If both a married and a celibate priest are reasonably mature, and if each teaches in harmony with the Church, the married priest has no essential advantage over the celibate priest in giving marriage instruction.

Then comes the final argument. “Yes, that may be, but if priests could marry, it
would solve our priest shortage.” I reply that this is an assumption with no
evidence to support it. If the rule of celibacy is keeping men out of the priesthood, how do we account for the dioceses in this country that have an abundance of priests? As Pope Paul VI said 40 years ago, the decline in priestly vocations is due to lack of faith on the part of our people. The dissent that has been rampant in recent decades has created widespread confusion about the Church's teaching, especially with regard to the priesthood.

1 comment:

  1. I appreciate the comments made by Tope and others (over at Mark Shea's blog), contra the arguments of Fr. Ryland. There's so much to say here, but I'll limit myself to a different area than they have.

    Like Fr. Ryland, I also reject the arguments that a married priest can necessarily understand married people better, and that a married priesthood in the Western Church will necessarily increase the number of priests.

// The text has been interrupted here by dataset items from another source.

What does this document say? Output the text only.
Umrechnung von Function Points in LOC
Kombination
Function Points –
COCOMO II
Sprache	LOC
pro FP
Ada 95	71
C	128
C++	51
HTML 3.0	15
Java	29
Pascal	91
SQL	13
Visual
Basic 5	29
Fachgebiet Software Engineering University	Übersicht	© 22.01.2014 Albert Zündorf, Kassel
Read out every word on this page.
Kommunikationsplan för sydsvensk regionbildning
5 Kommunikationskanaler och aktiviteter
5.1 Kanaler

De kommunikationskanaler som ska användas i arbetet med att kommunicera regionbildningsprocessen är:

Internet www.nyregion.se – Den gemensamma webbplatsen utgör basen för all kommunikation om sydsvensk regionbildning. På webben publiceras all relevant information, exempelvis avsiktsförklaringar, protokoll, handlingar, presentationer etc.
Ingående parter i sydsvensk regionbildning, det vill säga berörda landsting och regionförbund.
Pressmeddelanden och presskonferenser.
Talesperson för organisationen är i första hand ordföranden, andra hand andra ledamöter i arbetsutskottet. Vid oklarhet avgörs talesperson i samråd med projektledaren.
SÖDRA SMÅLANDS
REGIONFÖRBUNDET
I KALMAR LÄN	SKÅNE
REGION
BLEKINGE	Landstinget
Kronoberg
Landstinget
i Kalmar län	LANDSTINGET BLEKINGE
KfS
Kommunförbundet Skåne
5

    What I don't accept is his underlying theme that celibacy and the prieshood must be linked together. The Church, in fact, doesn't accept it either; not in his case, nor in the case of the Eastern Catholic Churches following the Byzantine or any of the ancient Oriental rites.

    "The priesthood and marriage are both full-time vocations. The fact is, no one can do complete justice to both simultaneously."

    I've heard this line so many times from Western Catholics. About half of the priests in my Ukrainian Catholic eparchy (diocese) are married. Yes, it's not easy to be a married priest, but it's not easy to be a celibate priest either. To me, this a question is more based on the question of how many hours you can "put in", not about the quality or dedication of the priestly ministry. I'd love to have Fr. Ryland address the married priests of my eparchy and explain to them which of their two vocations they are deficient in.

    "While advocates of a married priesthood will likely continue their efforts, they have neither history nor the contemporary Church on their side."

    From time immemorial the priests of the Eastern Catholic Churches have had married clergy, and predominantly so. The Ukrainian Catholic Church in its native land is thriving after decades of Communist persecution. It has a most ancient history, and its ecclesiastical life is certainly contemporary. But as I read in this essay, it's apparently not Catholic enough for some.

    Celibacy in the priesthood is a wonderful gift, and so is marriage. Neither one makes for an inferior ministry.